Nel Giubileo di quest’anno, dopo 25 anni, l’invito di Papa Francesco a essere “pellegrini di speranza” mi ha sollecitato a mantenere fede alla promessa fatta. La speranza, infatti, non delude nella misura in cui si sceglie con chi fare il pellegrinaggio e si ha chiara la meta precisa da raggiungere. In questo pellegrinaggio, non ho potuto che scegliere la gente della RD Congo, per raggiungere con loro l’obiettivo della liberazione, la promozione della loro dignità, la cura della casa comune e delle persone fragili. Non ci si può arrendere dinanzi alla violenza bruta, agli abusi, alla barbarie, agli stupri e alla continua umiliazione. Dobbiamo prendere posizione dinanzi a chi non difende i diritti fondamentali e non ha cura dell’integrità territoriale della RD Congo.
La forza della Parola in vasi di creta
Il missionario che (ri)-parte è ben consapevole che trasporta il dono di Dio all’intera umanità in «vasi di creta» (cf 1 Cor 4,7) e sa di essere fragile, provato come tutti per le vicende della vita. L’età che avanza non rappresenta per lui un ostacolo insormontabile e lui non fa calcoli e non mette condizioni. La bellezza della Parola e la forza della grazia che trasporta gli danno sicurezza, lo rincuorano e lo rendono lesto nell’incedere e nell’osare. Si fida e si affida. Visita e si lascia visitare con una disponibilità disarmante. Il suo cuore si modella nel timore di Dio, che scaccia ogni paura e gli dà il dinamismo e il coraggio di andare, perché sa in chi ha posto tutta la sua fiducia (cf 2 Tim 1,4).

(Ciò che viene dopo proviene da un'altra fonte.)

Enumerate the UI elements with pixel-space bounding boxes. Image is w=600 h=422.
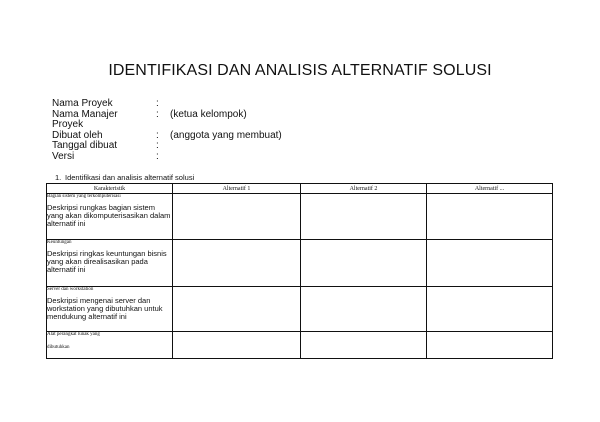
info-row-manager [52, 110, 282, 121]
table-row [47, 332, 553, 359]
table-row [47, 194, 553, 240]
info-colon: : [156, 150, 159, 162]
alternative-cell[interactable] [427, 287, 553, 332]
alternative-cell[interactable] [173, 332, 301, 359]
table-header-row [47, 184, 553, 194]
alternative-cell[interactable] [427, 240, 553, 287]
criteria-cell [47, 194, 173, 240]
alternative-cell[interactable] [301, 332, 427, 359]
column-header: Alternatif 1 [173, 184, 301, 194]
project-info-block [52, 99, 282, 162]
info-colon: : [156, 140, 159, 151]
criteria-description: Deskripsi rungkas bagian sistem yang akan dikomputerisasikan dalam alternatif ini [47, 203, 171, 229]
column-header: Karakteristik [47, 184, 173, 194]
column-header: Alternatif ... [427, 184, 553, 194]
criteria-label: Bagian sistem yang terkomputerisasi [47, 194, 121, 199]
alternative-cell[interactable] [173, 194, 301, 240]
info-label: Versi [52, 150, 75, 162]
alternative-cell[interactable] [301, 194, 427, 240]
criteria-cell [47, 332, 173, 359]
table-row [47, 287, 553, 332]
info-row-date-created [52, 141, 282, 152]
info-row-project [52, 120, 282, 131]
column-header: Alternatif 2 [301, 184, 427, 194]
table-row [47, 240, 553, 287]
info-label: Proyek [52, 119, 84, 130]
alternative-cell[interactable] [301, 287, 427, 332]
info-row-project-name [52, 99, 282, 110]
criteria-label-continued: dibutuhkan [47, 345, 70, 350]
section-heading-text: Identifikasi dan analisis alternatif solusi [65, 173, 195, 182]
info-label: Tanggal dibuat [52, 140, 118, 151]
section-heading [55, 173, 194, 182]
info-value: (anggota yang membuat) [170, 129, 282, 141]
criteria-description: Deskripsi ringkas keuntungan bisnis yang akan direalisasikan pada alternatif ini [47, 249, 167, 275]
info-colon [156, 120, 170, 131]
info-label: Dibuat oleh [52, 129, 103, 141]
info-colon: : [156, 108, 159, 120]
section-number: 1. [55, 173, 62, 182]
criteria-label: Alat perangkat lunak yang [47, 332, 100, 337]
alternative-cell[interactable] [427, 194, 553, 240]
criteria-cell [47, 287, 173, 332]
criteria-cell [47, 240, 173, 287]
document-title: IDENTIFIKASI DAN ANALISIS ALTERNATIF SOLUSI [108, 62, 492, 79]
info-label: Nama Manajer [52, 108, 118, 120]
alternatives-table [46, 183, 553, 359]
criteria-label: Server dan workstation [47, 287, 94, 292]
info-value: (ketua kelompok) [170, 108, 247, 120]
info-colon: : [156, 98, 159, 109]
criteria-description: Deskripsi mengenai server dan workstation yang dibutuhkan untuk mendukung alternatif ini [47, 296, 163, 322]
info-row-version [52, 152, 282, 163]
criteria-label: Keuntungan [47, 240, 72, 245]
info-label: Nama Proyek [52, 98, 113, 109]
alternative-cell[interactable] [427, 332, 553, 359]
alternative-cell[interactable] [173, 287, 301, 332]
alternative-cell[interactable] [173, 240, 301, 287]
alternative-cell[interactable] [301, 240, 427, 287]
info-colon: : [156, 129, 159, 141]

La partenza come gesto di Fiducia per chi resta
La partenza del missionario è anche un gesto di fiducia verso tutti quelli che restano, soprattutto per quelli che sono missionari nel cuore e vivono la loro vita come una missione in mezzo alla gente. Giustamente papa Francesco ci ricorda che “ognuno di noi è una missione” (cf. Evangelii Gaudium, 273). La gioia del missionario è constatare che il seme gettato nella terra cresce e fruttifica, nella consapevolezza che ognuno, nel campo del Signore, mette del proprio, come ci insegna l’apostolo Paolo: «Io ho piantato, Apollo ha innaffiato, ma Dio ha fatto crescere» (1 Cor 3,6).
Sempre interconnessi
Per chi parte e per chi resta la distanza non deve essere un ostacolo. Anzi, l’uno e l’altro deve farla diventare una grande opportunità che aiuta i discepoli e le discepole di Gesù a sviluppare lo spirito dell’utopia. Accanendosi sul particolare e sul locale, perdendo di vista il generale, si rischia di essere incapaci di intrecciare intelligentemente i segni dei tempi e dei luoghi. Lo spirito utopistico in chi parte e in colui che resta educa ad articolare la distanza con una altra parola che ha la stessa radice verbale, la costanza. Se la distanza è uno “stare lontano”, la costanza è uno “stare con”. Pur vivendo in luoghi geografici e contesti culturali diversi, siamo chiamati a “stare assieme”. L’attenzione e la costanza nell’ascolto del grido della creazione e del povero aiutano a restare sempre “interconnessi”, solidali, pronti e uniti a remare nella stessa direzione per la completa realizzazione della fraternità universale.